GREFFIER PRÉSENT AUX DÉBATS : Mme Sonia DE-SOUSA
COMPOSITION DE LA COUR :
PRÉSIDENT : M. CASTELLI, Président de Chambre
ASSESSEURS : Madame RODRIGUES,Conseillère
Mme CHOJNACKI, Conseillère
ARRÊT : Contradictoire
Rendu publiquement par mise à disposition de l’arrêt au greffe de la cour, les parties en ayant été préalablement avisées dans les conditions prévues au deuxième alinéa de l’article 450 du code de procédure civile ;
Signé par M. Pierre CASTELLI, Président de Chambre et par Mme Cindy NONDIER, Greffière à laquelle la minute de la décision a été remise par le magistrat signataire.
EXPOSE DU LITIGE
Par ordonnance du 28 mai 2024, le juge des référés du tribunal judiciaire de Metz a :
renvoyé les parties à se pourvoir au principal ainsi qu’elles aviseront, mais dès à présent
condamné à titre provisoire Mme [B] [Y] épouse [C] à supprimer toutes graines répandues sur ses tablettes de fenêtres et sur son balcon à compter de la signification de l’ordonnance sous peine d’une astreinte de 100 euros par jour de retard à compter de la signification de l’ordonnance ;
fait interdiction à titre provisoire à Mme [B] [Y] épouse [C] de répandre à nouveau des graines sur ses tablettes de fenêtres et sur son balcon sous peine d’une astreinte de 100 euros par infraction constatée à compter de la signification de l’ordonnance ;
condamné à titre provisoire Mme [B] [Y] épouse [C] à déplacer le nid de pigeons se trouvant sur son balcon en dehors de la copropriété, et ce sous astreinte de 100 euros par jour de retard à l’expiration d’un délai de quinze jours suivant la signification de la présente ordonnance ;
condamné Mme [B] [Y] épouse [C] à payer au syndicat des copropriétaires de la résidence « [Etablissement 2] » sise [Adresse 3] à [Localité 2], représenté par syndic le Groupe Dumur Immobilier, la somme de 7 436 euros à titre de provision à valoir sur la réparation de son préjudice ;
débouté Mme [B] [Y] épouse [C] de sa demande visant à voir le syndicat des copropriétaires de la résidence « [Etablissement 2] » sise [Adresse 3] à [Localité 3] [Adresse 4], représenté par son syndic le Groupe Dumur Immobilier, condamné à faire cesser le trouble résultant de la présence du caniveau au droit de ses fenêtres ;
condamné Mme [B] [Y] épouse [C] à payer au syndicat des copropriétaires de la résidence « [Etablissement 2] » sise [Adresse 3] à [Localité 2], représenté par syndic le Groupe Dumur Immobilier, la somme de 2 000 euros en application dispositions de l’article 700 du code de procédure civile ;
débouté les parties de toute autre demande ;
rappelé que cette ordonnance de référé est immédiatement exécutoire à titre provisoire sans constitution de garantie particulière, même en cas d’appel.

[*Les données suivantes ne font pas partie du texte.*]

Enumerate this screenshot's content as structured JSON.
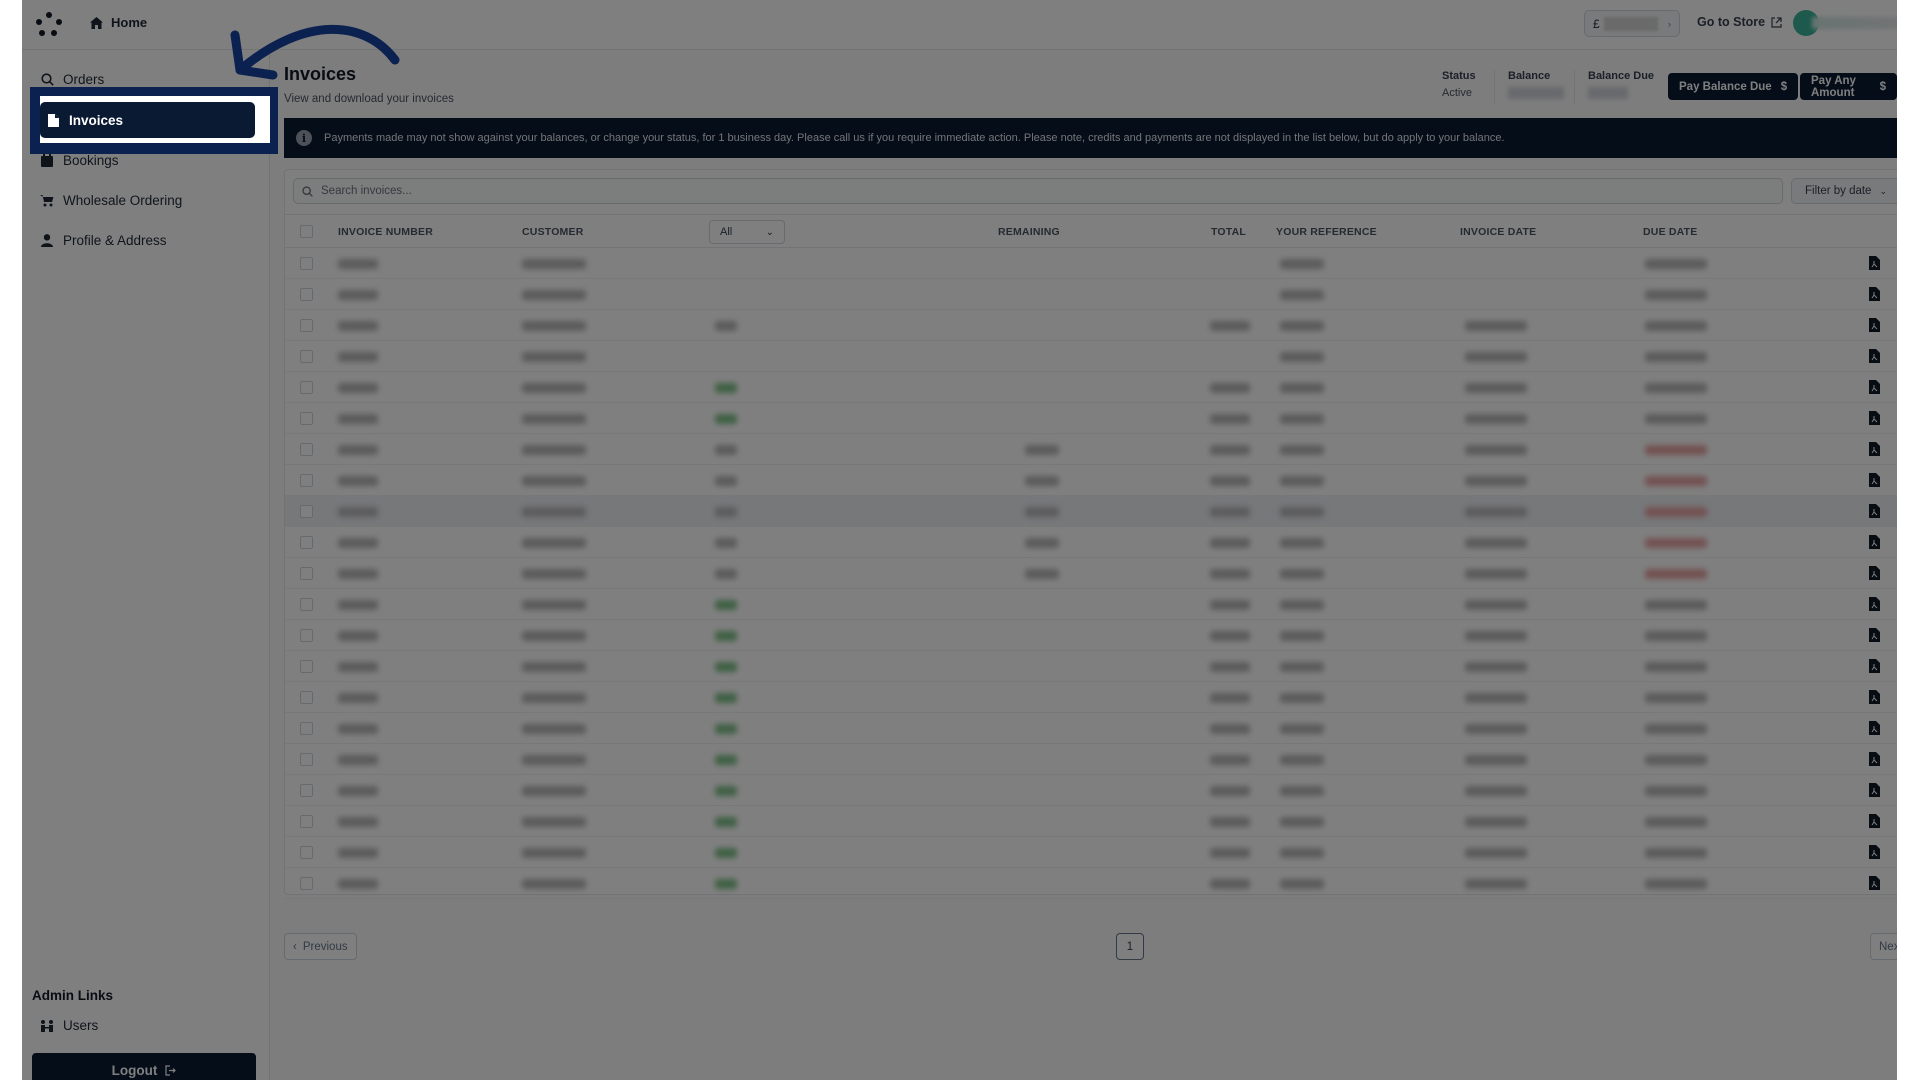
{
  "topbar": {
    "home_label": "Home",
    "account_initial": "£",
    "go_to_store_label": "Go to Store"
  },
  "sidebar": {
    "items": [
      {
        "label": "Orders",
        "icon": "search-icon"
      },
      {
        "label": "Invoices",
        "icon": "file-icon",
        "active": true
      },
      {
        "label": "Bookings",
        "icon": "calendar-icon"
      },
      {
        "label": "Wholesale Ordering",
        "icon": "cart-icon"
      },
      {
        "label": "Profile & Address",
        "icon": "user-icon"
      }
    ],
    "admin_title": "Admin Links",
    "admin_items": [
      {
        "label": "Users",
        "icon": "users-icon"
      }
    ],
    "logout_label": "Logout"
  },
  "page": {
    "title": "Invoices",
    "subtitle": "View and download your invoices"
  },
  "summary": {
    "status_label": "Status",
    "status_value": "Active",
    "balance_label": "Balance",
    "balance_due_label": "Balance Due"
  },
  "actions": {
    "pay_balance_due": "Pay Balance Due",
    "pay_any_amount": "Pay Any Amount",
    "currency_symbol": "$"
  },
  "banner": {
    "icon": "info-icon",
    "text": "Payments made may not show against your balances, or change your status, for 1 business day. Please call us if you require immediate action. Please note, credits and payments are not displayed in the list below, but do apply to your balance."
  },
  "table": {
    "search_placeholder": "Search invoices...",
    "filter_label": "Filter by date",
    "status_filter_value": "All",
    "columns": [
      "INVOICE NUMBER",
      "CUSTOMER",
      "REMAINING",
      "TOTAL",
      "YOUR REFERENCE",
      "INVOICE DATE",
      "DUE DATE"
    ],
    "row_count": 21,
    "rows_redacted": true
  },
  "pagination": {
    "previous_label": "Previous",
    "current_page": "1",
    "next_label": "Next"
  },
  "annotation": {
    "highlighted_item": "Invoices",
    "arrow_color": "#0b2150"
  },
  "colors": {
    "primary": "#0b1a33",
    "avatar": "#3bb39a",
    "status_paid": "#7fc28a",
    "overdue": "#e7a3a3"
  }
}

Par déclaration au greffe transmise le 10 juin 2024, Mme [B] [Y] épouse [C] a interjeté appel de cette ordonnance. Aux termes de cette déclaration, l’appel tend à l’infirmation de l’ordonnance de référé rendue le 28 mai 2024 en toutes ses dispositions.

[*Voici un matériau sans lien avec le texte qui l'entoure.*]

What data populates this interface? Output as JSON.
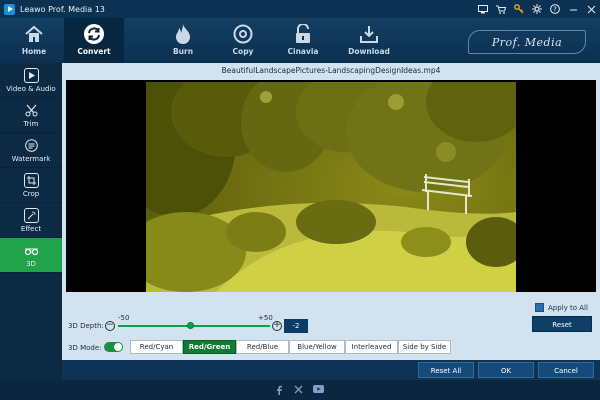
{
  "app": {
    "title": "Leawo Prof. Media 13"
  },
  "toolbar": {
    "items": [
      {
        "label": "Home",
        "icon": "home-icon"
      },
      {
        "label": "Convert",
        "icon": "convert-icon"
      },
      {
        "label": "Burn",
        "icon": "burn-icon"
      },
      {
        "label": "Copy",
        "icon": "copy-icon"
      },
      {
        "label": "Cinavia",
        "icon": "cinavia-icon"
      },
      {
        "label": "Download",
        "icon": "download-icon"
      }
    ],
    "active": "Convert",
    "brand": "Prof. Media"
  },
  "sidebar": {
    "items": [
      {
        "label": "Video & Audio",
        "icon": "video-audio-icon"
      },
      {
        "label": "Trim",
        "icon": "trim-icon"
      },
      {
        "label": "Watermark",
        "icon": "watermark-icon"
      },
      {
        "label": "Crop",
        "icon": "crop-icon"
      },
      {
        "label": "Effect",
        "icon": "effect-icon"
      },
      {
        "label": "3D",
        "icon": "3d-glasses-icon"
      }
    ],
    "active": "3D"
  },
  "editor": {
    "filename": "BeautifulLandscapePictures-LandscapingDesignIdeas.mp4",
    "depth": {
      "label": "3D Depth:",
      "min_label": "-50",
      "max_label": "+50",
      "value": "-2"
    },
    "apply_to_all_label": "Apply to All",
    "apply_to_all_checked": true,
    "reset_label": "Reset",
    "mode": {
      "label": "3D Mode:",
      "enabled": true,
      "options": [
        "Red/Cyan",
        "Red/Green",
        "Red/Blue",
        "Blue/Yellow",
        "Interleaved",
        "Side by Side"
      ],
      "selected": "Red/Green"
    }
  },
  "footer": {
    "reset_all_label": "Reset All",
    "ok_label": "OK",
    "cancel_label": "Cancel",
    "social": [
      "facebook-icon",
      "x-icon",
      "youtube-icon"
    ]
  },
  "colors": {
    "accent_green": "#20a34a",
    "navy": "#0d2a45",
    "panel": "#d3e2ef"
  }
}
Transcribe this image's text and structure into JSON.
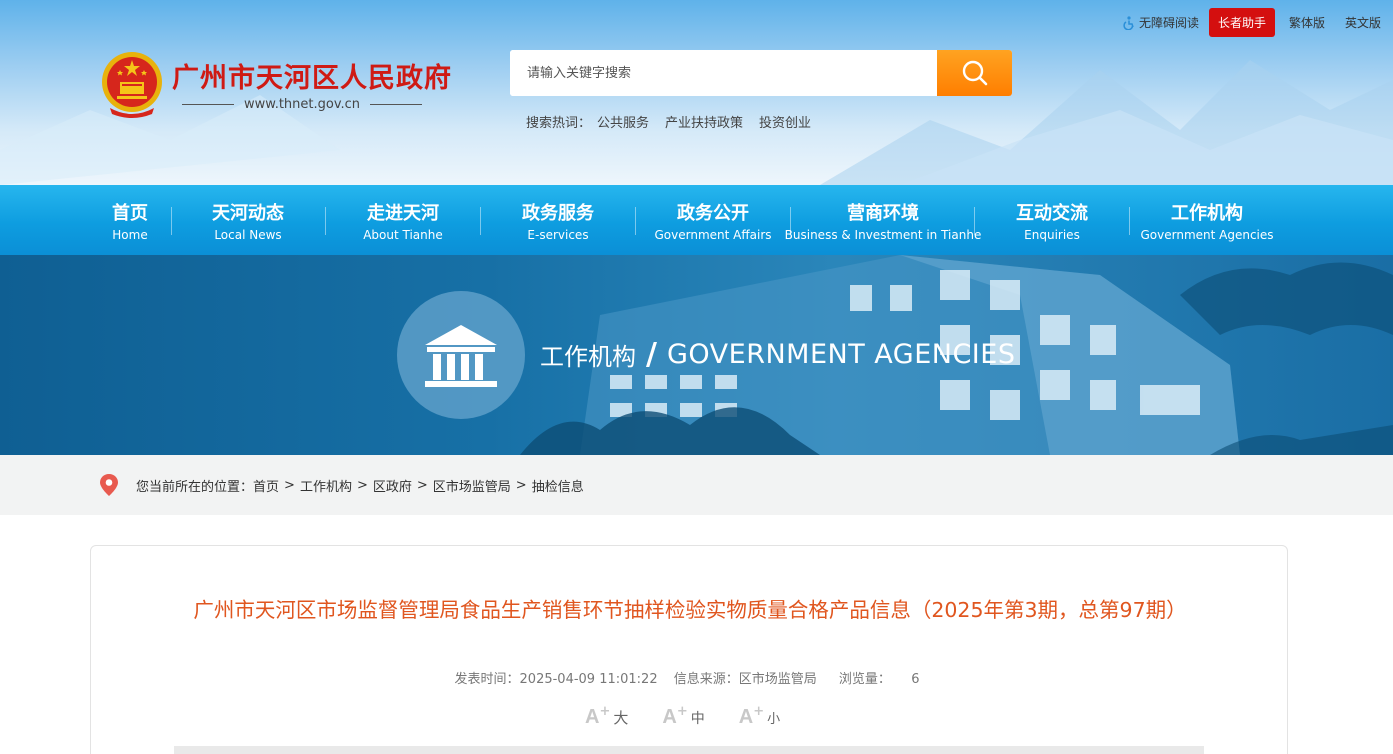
{
  "top_links": {
    "accessibility": "无障碍阅读",
    "elder": "长者助手",
    "traditional": "繁体版",
    "english": "英文版"
  },
  "logo": {
    "title": "广州市天河区人民政府",
    "url": "www.thnet.gov.cn"
  },
  "search": {
    "placeholder": "请输入关键字搜索",
    "hot_label": "搜索热词：",
    "hot_words": [
      "公共服务",
      "产业扶持政策",
      "投资创业"
    ]
  },
  "nav": [
    {
      "cn": "首页",
      "en": "Home"
    },
    {
      "cn": "天河动态",
      "en": "Local News"
    },
    {
      "cn": "走进天河",
      "en": "About Tianhe"
    },
    {
      "cn": "政务服务",
      "en": "E-services"
    },
    {
      "cn": "政务公开",
      "en": "Government Affairs"
    },
    {
      "cn": "营商环境",
      "en": "Business & Investment in Tianhe"
    },
    {
      "cn": "互动交流",
      "en": "Enquiries"
    },
    {
      "cn": "工作机构",
      "en": "Government Agencies"
    }
  ],
  "banner": {
    "cn": "工作机构",
    "slash": "/",
    "en": "GOVERNMENT AGENCIES"
  },
  "breadcrumb": {
    "prefix": "您当前所在的位置：",
    "items": [
      "首页",
      "工作机构",
      "区政府",
      "区市场监管局",
      "抽检信息"
    ],
    "separator": ">"
  },
  "article": {
    "title": "广州市天河区市场监督管理局食品生产销售环节抽样检验实物质量合格产品信息（2025年第3期，总第97期）",
    "publish_time": "发表时间：2025-04-09 11:01:22",
    "source": "信息来源：区市场监管局",
    "views_label": "浏览量：",
    "views": "6",
    "font_sizes": [
      "大",
      "中",
      "小"
    ]
  },
  "colors": {
    "brand_red": "#cf1a14",
    "nav_blue": "#0e9de0",
    "search_orange": "#ff8a0c",
    "title_orange": "#e0561f",
    "elder_red": "#d40f0f"
  }
}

Selon conclusions récapitulatives notifiées électroniquement le 30 septembre 2025 auxquelles il est expressément renvoyé pour plus ample exposé des prétentions et moyens en application de l’article 455 du code de procédure civile, Mme [B] [Y] épouse [C] sollicite de la cour de :
dire l’appel recevable et bien fondé,
En conséquence,
infirmer l’ordonnance en toutes ses dispositions,
Et statuant à nouveau,
Vu la contestation sérieuse,
se déclarer incompétent pour connaître des demandes du syndicat des copropriétaires de la résidence [Etablissement 2],
dire et juger irrecevables les demandes du syndicat des copropriétaires de la résidence [Etablissement 2],
En toute hypothèse,
débouter le syndicat des copropriétaires de la résidence [Etablissement 2] de l’ensemble de ses demandes, fins et conclusions
condamner le syndicat des copropriétaires de la résidence [Etablissement 2] aux entiers frais et dépens ainsi qu’au paiement d’une somme de 2 000 € au titre de l’article 700 du C.P.C.

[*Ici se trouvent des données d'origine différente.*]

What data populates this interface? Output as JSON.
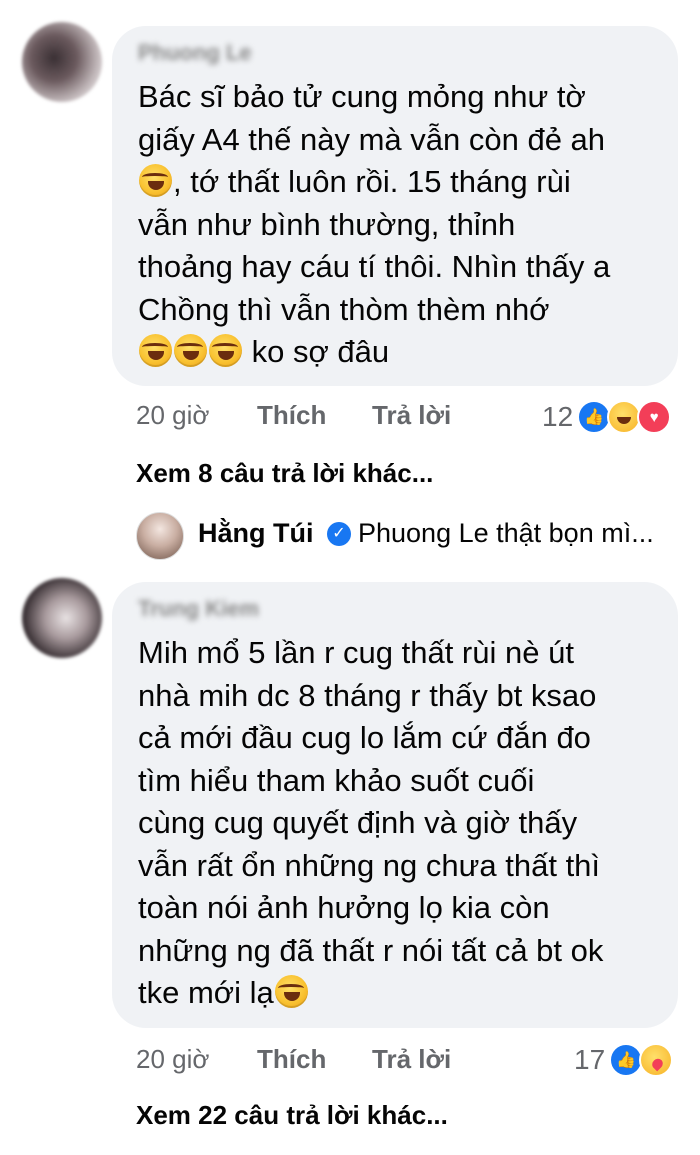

Selon conclusions récapitulatives notifiées électroniquement le 17 septembre 2025 auxquelles il est expressément renvoyé pour plus ample exposé des prétentions et moyens en application de l’article 455 du code de procédure civile, le syndicat des copropriétaires de la résidence [Etablissement 2] sollicite de la cour de :
rejeter l’appel de Mme [B] [Y] épouse [C] et le dire mal fondé,
confirmer l’ordonnance entreprise en toutes ses dispositions,
Et, y ajoutant,
faire interdiction à Mme [C] de répandre des graines et de nourrir les volatiles sur l’ensemble des parties communes de la copropriété sous peine d’une astreinte de 300 € par infraction constatée,
débouter Mme [C] de ses demandes,
condamner Mme [B] [Y] épouse [C] en tous les frais et dépens d’appel ainsi qu’au paiement d’une somme de 3 000 € au titre de l’article 700 du code de
procédure civile.
L’ordonnance de clôture a été rendue le 24 octobre 2025 et l’affaire a été renvoyée à l’audience de plaidoirie du 05 février 2026 à l’issue de laquelle la décision a été mise en délibéré au 09 avril 2026, prolongé au 16 avril 2026.
MOTIFS DE LA DECISION
Sur les demandes principales au titre d’un trouble illicite
Aux termes de l’article 835 alinéa 1er du code de procédure civile, le président du tribunal judiciaire peut, même en présence d’une contestation sérieuse, prescrire en référé les mesures conservatoires ou de remise en état qui s’imposent, soit pour prévenir un dommage imminent, soit pour faire cesser un trouble manifestement illicite.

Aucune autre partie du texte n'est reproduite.